DOBBS: What about the unfunded liabilities in Medicare and Medicaid?
CHRISTIE: Let's look at Social Security first.
DOBBS: I mean, does that mean that on the basis of unfunded liabilities, we're going to take on gargantuan challenges here?
CHRISTIE: What the president has clearly articulated today and what he will continue to articulate in the days to come is that it's irresponsible for children and those in the workforce now, who are in their twenties and thirties who will have not anywhere near the same level of benefits as today's seniors. What the president wants to do -- let me finish this...
DOBBS: I don't want to hear a recitation.
CHRISTIE: No, no, it's not a recitation but it's important that younger workers have an ownership and an opportunity to have something...
DOBBS: As we say here that goes without saying.
CHRISTIE: Absolutely.
DOBBS: And here's the Concord Coalition coming out with their full-page ad supported by people -- I know -- I suspect I know I certainly respect these folks, Bob Kerrey, Pete Peterson, Bob Rubin. They're saying, whoa!
CHRISTIE: I agree with a lot of what the Concord Coalition has to say. It's irresponsible to take out more loans to leverage the future without finding a way to have a solvency for the system right now and I think that's what the president is doing.
DOBBS: Let's go to tort reform.
CHRISTIE: Tort reform, if you look at our small businesses, if you look at the costs of health care across the United States, tort reform is necessary to bring down some of these litigation costs. My wife goes to her OB-GYN, she has to pay $10 in addition, they hand her a flier, because they have to have a malpractice insurance premium. It's too expensive.
DOBBS: But why not focus, first, on malpractice itself and what the medical profession is doing. 100,000 people die of medical mistakes every year in this country. Why does it have to start there? Don't you think people should be entitled to be compensated, if one can be compensated, materially for physical damage?

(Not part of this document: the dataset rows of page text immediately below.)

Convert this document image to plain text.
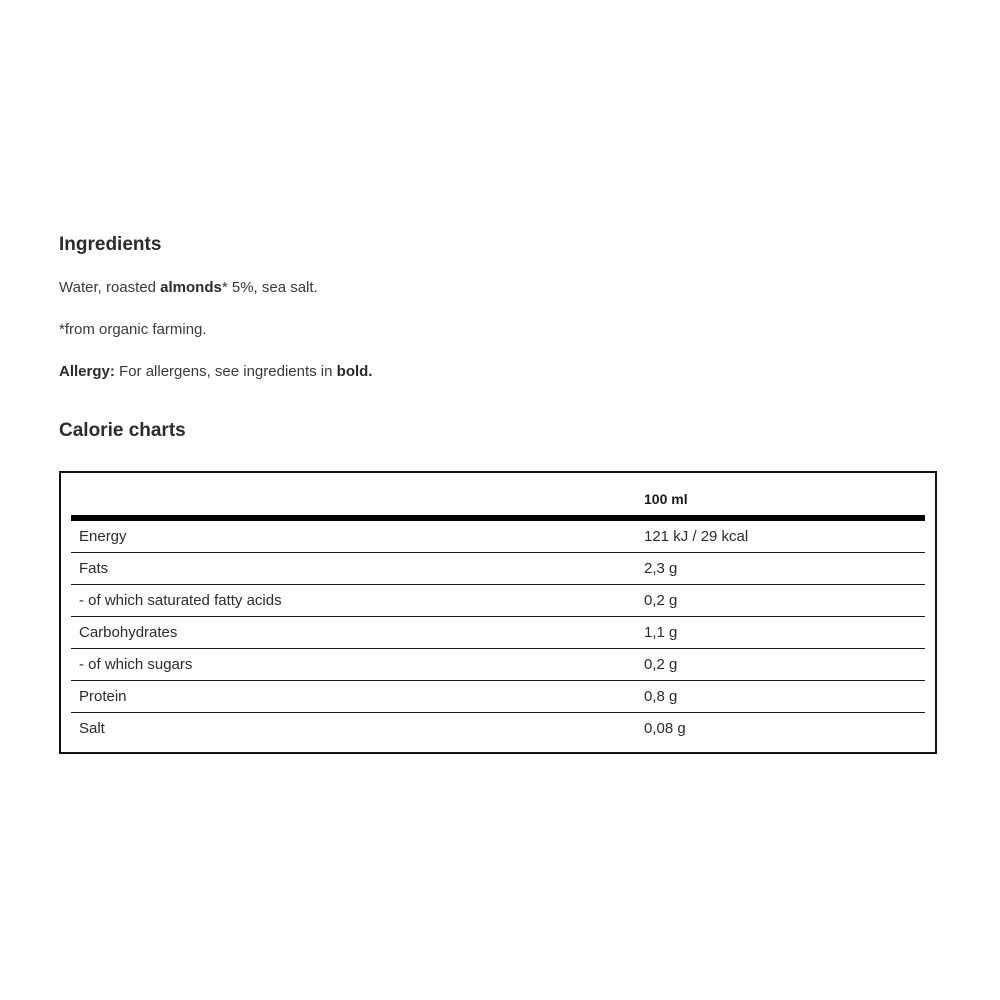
Ingredients

Water, roasted almonds* 5%, sea salt.

*from organic farming.

Allergy: For allergens, see ingredients in bold.

Calorie charts
100 ml
Energy	121 kJ / 29 kcal
Fats	2,3 g
- of which saturated fatty acids	0,2 g
Carbohydrates	1,1 g
- of which sugars	0,2 g
Protein	0,8 g
Salt	0,08 g
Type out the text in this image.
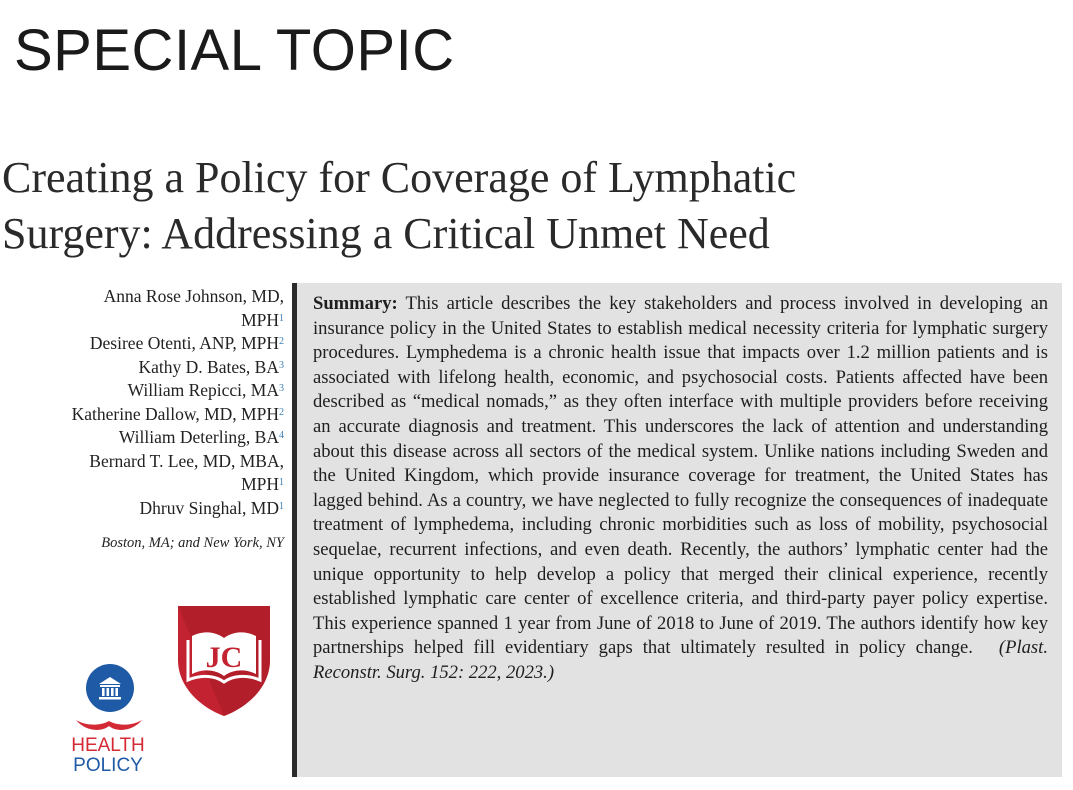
SPECIAL TOPIC
Creating a Policy for Coverage of Lymphatic
Surgery: Addressing a Critical Unmet Need
Anna Rose Johnson, MD,
MPH$^1$
Desiree Otenti, ANP, MPH$^2$
Kathy D. Bates, $BA^3$
William Repicci, $MA^3$
Katherine Dallow, MD, MPH$^2$
William Deterling, $BA^4$
Bernard T. Lee, MD, MBA,
MPH$^1$
Dhruv Singhal, $MD^1$
Boston, MA; and New York, NY

Summary: This article describes the key stakeholders and process involved in developing an insurance policy in the United States to establish medical necessity criteria for lymphatic surgery procedures. Lymphedema is a chronic health issue that impacts over 1.2 million patients and is associated with lifelong health, economic, and psychosocial costs. Patients affected have been described as “medical nomads,” as they often interface with multiple providers before receiving an accurate diagnosis and treatment. This underscores the lack of attention and understanding about this disease across all sectors of the medical system. Unlike nations including Sweden and the United Kingdom, which provide insurance coverage for treatment, the United States has lagged behind. As a country, we have neglected to fully recognize the consequences of inadequate treatment of lymphedema, including chronic morbidities such as loss of mobility, psychosocial sequelae, recurrent infections, and even death. Recently, the authors’ lymphatic center had the unique opportunity to help develop a policy that merged their clinical experience, recently established lymphatic care center of excellence criteria, and third-party payer policy expertise. This experience spanned 1 year from June of 2018 to June of 2019. The authors identify how key partnerships helped fill evidentiary gaps that ultimately resulted in policy change. (Plast. Reconstr. Surg. 152: 222, 2023.)

HEALTH
POLICY
JC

CHRISTIE: Lou, look what we're doing right now. We're having that debate. The president has laid down a marker saying we should have tort liability and tort reform, but I agree with you, medical malpractice is a serious problem, and those who have been harmed and aggrieved should have legal redress in the courts.
DOBBS: Immigration reform, again, condition preceding. Why not border security before we even begin talking about what to do with our immigration laws?
CHRISTIE: You look at border security, I agree with you. I actually had a meeting with the commissioner of the border patrol today who said that one of our number one homeland security issues is making sure that our borders are sealed and we have proper immigration. I agree with that. It's one of those debates we'll have in the days to come in the Congress and with the president leading the way.
DOBBS: I hope on that he is listening well.
CHRISTIE: I trust he is.
DOBBS: Ron Christie, good listening to you, as always.
CHRISTIE: A pleasure being here.
DOBBS: Still ahead, the results of our poll tonight, a preview of what's ahead tomorrow. Please stay with us.
(COMMERCIAL BREAK)
DOBBS: The results of tonight's poll, the majority of you, 53 percent say the federal deficit is the greatest threat to this country's economic stability.
We thank you for being with us tonight. Please join us here tomorrow. How the National Guard plans to improve its recruiting while the nation is at war against terror. The head of the National Guard will be our guest in a face-off on the real impact of our trade policies with China. For all of us here, we thank you for being with us. Good night from New York. "ANDERSON COOPER 360" is next.